Servants, Selfhood, and the Limits of Love: Caste, Class, and the Cinematic Politics of Domestic Labor in Rohena Gera's Sir (2018)
DOI:
https://doi.org/10.55737/trt/v-iv.239Keywords:
Indian Cinema, Domestic Workers, Caste, Class, Intersectionality, HabitusAbstract
Paid domestic work is one of the largest sectors of women's employment in urban India, yet it remains one of the least visible in popular Hindi cinema, where servants tend to occupy episodic, decorative roles, and the structural conditions of their labor are seldom interrogated. This article examines Rohena Gera's Sir (2018), an internationally circulated, woman-directed independent film that places a live-in domestic worker at the center of its narrative and uses the conventions of cross-class romance to stage a careful argument about the politics of servitude.

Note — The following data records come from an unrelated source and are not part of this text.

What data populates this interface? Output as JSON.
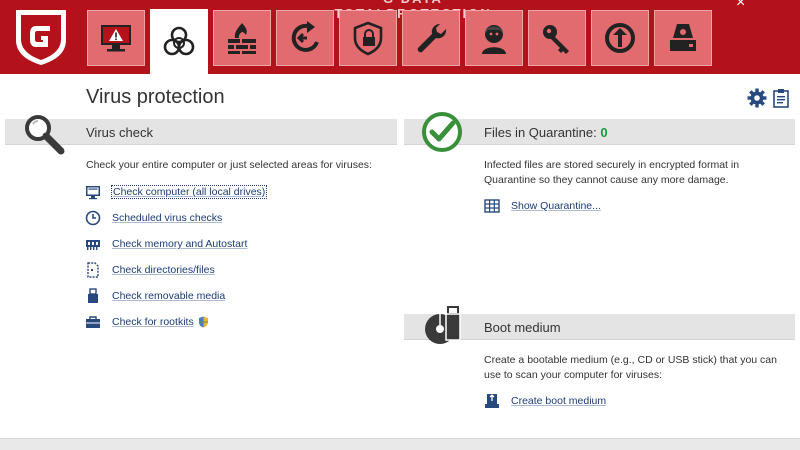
{
  "window": {
    "title": "G DATA TOTALPROTECTION",
    "close_symbol": "×"
  },
  "colors": {
    "brand_red": "#b4121a",
    "tab_pink": "#e26b6f",
    "link_blue": "#1b3c78",
    "success_green": "#18983c"
  },
  "tabs": [
    {
      "name": "security-center",
      "icon": "monitor-warning-icon",
      "active": false
    },
    {
      "name": "virus-protection",
      "icon": "biohazard-icon",
      "active": true
    },
    {
      "name": "firewall",
      "icon": "brick-wall-flame-icon",
      "active": false
    },
    {
      "name": "backup",
      "icon": "backup-arrow-icon",
      "active": false
    },
    {
      "name": "encryption",
      "icon": "shield-lock-icon",
      "active": false
    },
    {
      "name": "tuner",
      "icon": "wrench-icon",
      "active": false
    },
    {
      "name": "parental-controls",
      "icon": "child-face-icon",
      "active": false
    },
    {
      "name": "password-manager",
      "icon": "key-icon",
      "active": false
    },
    {
      "name": "autostart-manager",
      "icon": "power-arrow-icon",
      "active": false
    },
    {
      "name": "device-control",
      "icon": "drive-icon",
      "active": false
    }
  ],
  "page": {
    "title": "Virus protection"
  },
  "virus_check": {
    "heading": "Virus check",
    "description": "Check your entire computer or just selected areas for viruses:",
    "links": [
      {
        "label": "Check computer (all local drives)",
        "icon": "monitor-icon"
      },
      {
        "label": "Scheduled virus checks",
        "icon": "clock-icon"
      },
      {
        "label": "Check memory and Autostart",
        "icon": "memory-chip-icon"
      },
      {
        "label": "Check directories/files",
        "icon": "file-icon"
      },
      {
        "label": "Check removable media",
        "icon": "usb-stick-icon"
      },
      {
        "label": "Check for rootkits",
        "icon": "toolbox-icon"
      }
    ]
  },
  "quarantine": {
    "heading": "Files in Quarantine: ",
    "count": "0",
    "description_line1": "Infected files are stored securely in encrypted format in",
    "description_line2": "Quarantine so they cannot cause any more damage.",
    "link": "Show Quarantine..."
  },
  "boot_medium": {
    "heading": "Boot medium",
    "description_line1": "Create a bootable medium (e.g., CD or USB stick) that you can",
    "description_line2": "use to scan your computer for viruses:",
    "link": "Create boot medium"
  }
}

The analysis is built on a qualitative film study that combines close textual reading of the complete dialogue transcript with reflexive thematic analysis of representative sequences and reads the resulting themes through two complementary lenses: Bourdieu's theory of capital and habitus, and the intersectional framework associated with Crenshaw. Findings show that the film maps the master–servant relation through tightly interlocking spatial, embodied, and linguistic boundaries that polite employer behaviour does not dissolve; that it traces the intersecting effects of class, gender, widowhood, and migration on the worker's aspiration without collapsing them into a single grievance; and that it engages the unlikely-couple tradition only to refuse its standard romantic resolution and to relocate the worker's mobility outside the employer's gift. The article contributes to media and social-science scholarship by showing how an arthouse Indian film can politicize the silence around domestic labor, by extending the conversation on cross-class romance as social criticism, and by offering a model for reading representation alongside the empirical literature on paid care work.